Trying to time the market is generally a waste of time and effort. It is not when you buy that matter, but how long you own the securities. After experiencing stock trading and market timing myself, I realized it was impossible. There's no way I was able to know where the market is heading in a short-term period. This is the reason why I decided to invest in the stock market for the long term.



Buy-And-Hold Investing Beats Market Timing.

By investing in the stock market for the long term actually beats market timing. Peter Lynch mentioned, "If you put $100,000 in stocks on July 1, 1994, and stayed fully invested for five years, your $100,000 grew into $341,722. But if you were out of stocks for just thirty days over that stretch—the thirty days when stocks had their biggest gains—your $100,000 turned into a disappointing $153,792. By staying in the market, you more than doubled your reward."

 

Invest in the stock market for the long run rather than the short term. If you guys look at the S&P 500 performance from 1926 to now, it actually returns a 10% annualized average. This is the reason why I do not want to day trade or time the market anymore. Rather than trying to figure out the short term trend of the stock market, I decide to buy and hold stocks long term. I believe that building a dividend growth portfolio and contributing $2,000 every month is more practical. 



No timing the market? So What to do Instead?
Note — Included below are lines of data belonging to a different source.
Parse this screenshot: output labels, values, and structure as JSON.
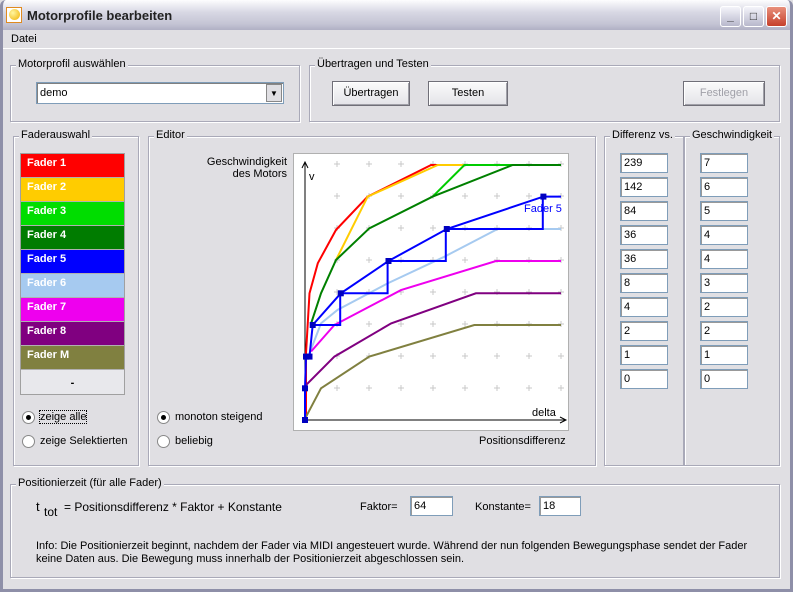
{
  "window": {
    "title": "Motorprofile bearbeiten",
    "minimize": "_",
    "maximize": "□",
    "close": "✕"
  },
  "menu": {
    "datei": "Datei"
  },
  "profile_group": {
    "label": "Motorprofil auswählen",
    "selected": "demo"
  },
  "transfer_group": {
    "label": "Übertragen und Testen",
    "transfer": "Übertragen",
    "test": "Testen",
    "commit": "Festlegen"
  },
  "fader_group": {
    "label": "Faderauswahl",
    "faders": [
      {
        "label": "Fader 1",
        "color": "#ff0000"
      },
      {
        "label": "Fader 2",
        "color": "#ffcc00"
      },
      {
        "label": "Fader 3",
        "color": "#00dd00"
      },
      {
        "label": "Fader 4",
        "color": "#007c00"
      },
      {
        "label": "Fader 5",
        "color": "#0000ff"
      },
      {
        "label": "Fader 6",
        "color": "#a6caf0"
      },
      {
        "label": "Fader 7",
        "color": "#ee00ee"
      },
      {
        "label": "Fader 8",
        "color": "#800080"
      },
      {
        "label": "Fader M",
        "color": "#808040"
      }
    ],
    "empty": "-",
    "show_all": "zeige alle",
    "show_selected": "zeige Selektierten"
  },
  "editor": {
    "label": "Editor",
    "ylabel1": "Geschwindigkeit",
    "ylabel2": "des Motors",
    "xlabel": "Positionsdifferenz",
    "monotone": "monoton steigend",
    "arbitrary": "beliebig"
  },
  "chart_data": {
    "type": "line",
    "x_axis_label": "delta",
    "y_axis_label": "v",
    "xlim": [
      0,
      8.3
    ],
    "ylim": [
      0,
      8.3
    ],
    "grid": "crosses",
    "annotation": "Fader 5",
    "series": [
      {
        "name": "Fader 1",
        "color": "#ff0000",
        "points": [
          [
            0.03,
            0
          ],
          [
            0.03,
            2.08
          ],
          [
            0.14,
            3.96
          ],
          [
            0.4,
            4.9
          ],
          [
            0.97,
            5.94
          ],
          [
            1.96,
            6.98
          ],
          [
            3.94,
            7.97
          ],
          [
            4.15,
            7.97
          ]
        ]
      },
      {
        "name": "Fader 2",
        "color": "#ffcc00",
        "points": [
          [
            0.97,
            5
          ],
          [
            1.96,
            6.98
          ],
          [
            4.15,
            7.97
          ],
          [
            4.98,
            7.97
          ]
        ]
      },
      {
        "name": "Fader 3",
        "color": "#00cc00",
        "points": [
          [
            3.99,
            6.98
          ],
          [
            4.98,
            7.97
          ],
          [
            6.49,
            7.97
          ]
        ]
      },
      {
        "name": "Fader 4",
        "color": "#008000",
        "points": [
          [
            0.19,
            3.02
          ],
          [
            0.5,
            3.96
          ],
          [
            0.97,
            5
          ],
          [
            2.01,
            5.99
          ],
          [
            3.99,
            6.98
          ],
          [
            6.49,
            7.97
          ],
          [
            8,
            7.97
          ]
        ]
      },
      {
        "name": "Fader 6",
        "color": "#a6caf0",
        "points": [
          [
            0.14,
            2.08
          ],
          [
            0.5,
            3.02
          ],
          [
            1.02,
            3.44
          ],
          [
            2.58,
            4.27
          ],
          [
            4.35,
            5.1
          ],
          [
            6.02,
            5.97
          ],
          [
            8,
            5.97
          ]
        ]
      },
      {
        "name": "Fader 7",
        "color": "#ee00ee",
        "points": [
          [
            0.19,
            2.14
          ],
          [
            0.92,
            2.97
          ],
          [
            3,
            4.06
          ],
          [
            5.97,
            4.97
          ],
          [
            8,
            4.97
          ]
        ]
      },
      {
        "name": "Fader 8",
        "color": "#800080",
        "points": [
          [
            0.03,
            1.09
          ],
          [
            0.92,
            1.98
          ],
          [
            2.69,
            3.02
          ],
          [
            5.34,
            3.96
          ],
          [
            8,
            3.96
          ]
        ]
      },
      {
        "name": "Fader M",
        "color": "#808040",
        "points": [
          [
            0.03,
            0.1
          ],
          [
            0.5,
            0.99
          ],
          [
            2.01,
            1.98
          ],
          [
            5.29,
            2.97
          ],
          [
            8,
            2.97
          ]
        ]
      },
      {
        "name": "Fader 5",
        "color": "#0000ff",
        "selected": true,
        "points": [
          [
            0,
            0
          ],
          [
            0,
            0.99
          ],
          [
            0.03,
            1.98
          ],
          [
            0.14,
            1.98
          ],
          [
            0.24,
            2.97
          ],
          [
            1.12,
            3.96
          ],
          [
            2.61,
            4.97
          ],
          [
            4.43,
            5.97
          ],
          [
            7.45,
            6.98
          ],
          [
            8,
            6.98
          ]
        ],
        "steps": [
          [
            0.24,
            2.97
          ],
          [
            1.1,
            2.97
          ],
          [
            1.1,
            3.96
          ],
          [
            2.58,
            3.96
          ],
          [
            2.58,
            4.97
          ],
          [
            4.4,
            4.97
          ],
          [
            4.4,
            5.97
          ],
          [
            7.43,
            5.97
          ],
          [
            7.43,
            6.98
          ]
        ]
      }
    ]
  },
  "table": {
    "diff_header": "Differenz vs.",
    "speed_header": "Geschwindigkeit",
    "diff": [
      "239",
      "142",
      "84",
      "36",
      "36",
      "8",
      "4",
      "2",
      "1",
      "0"
    ],
    "speed": [
      "7",
      "6",
      "5",
      "4",
      "4",
      "3",
      "2",
      "2",
      "1",
      "0"
    ]
  },
  "timing": {
    "label": "Positionierzeit (für alle Fader)",
    "t": "t",
    "tot": "tot",
    "formula": "= Positionsdifferenz * Faktor + Konstante",
    "factor_label": "Faktor=",
    "factor": "64",
    "const_label": "Konstante=",
    "const": "18",
    "info1": "Info: Die Positionierzeit beginnt, nachdem der Fader via MIDI angesteuert wurde. Während der nun folgenden Bewegungsphase sendet der Fader",
    "info2": "keine Daten aus. Die Bewegung muss innerhalb der Positionierzeit abgeschlossen sein."
  }
}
So if stock trading or timing the market is impossible, what should we do instead? My recommendation is to do what I am doing. I build a portfolio of dividend-paying stocks and contributing an extra $2,000 per month to it. I buy stocks on a steady basis. Like dollar-cost averaging, however, instead of purchasing the same stock every month, I buy a stock when it's in the value territory.

 

I applied value investing when buying a stock. I focused on investing in a company because of its fundamentals. Instead of wasting my time trying to figure out where the stock market is heading in the short term, I focused on creating a business that can generate profit. I believe that having a successful business of my own is more beneficial because I can use the money that I generate into my portfolio. I treat my dividend growth portfolio as a passive asset that I can use to grow and build my wealth through compounding yearly over a long period. 

 

I do not care or try to monitor my stocks every day. I know by holding them for a long term period, I can generate significant returns. I am not wasting my time and effort figuring when to buy or sell. I just keep buying a great dividend-paying stock that has great value and fundamentals. Moreover, since my portfolio is a passive asset, I can focus on figuring out how to generate more income. I want to increase my primary income to contribute and invest more in my portfolio account.



Time to End This Post.

I hope this article I have written explaining the reasons why I do not do day trading or market timing. I have many of my friends who asked me why I don't day trade. They think that my investing method is very slow and boring. My investing style is indeed very plain and boring; however, I am very confident that my portfolio will do great over a long time. I am not trying to make tons of money instantly but actually do it slowly step by step through compound interest each year. 

 

Instead of wasting my time trying to predict market movement, I used it wisely, trying to build a business of my own. I want to increase my primary income so that I can invest more money in my portfolio. I know that my investing strategy will result in me becoming wealthy decades ahead.


If you are a beginner to stock investing, please increase your knowledge by reading tons of investing books. I am not trying to imply that stock trading or timing the market is impossible. However, please make sure you do a lot of research so that you have a better understanding. I do not want you guys to lose your hard-earned money in the stock market.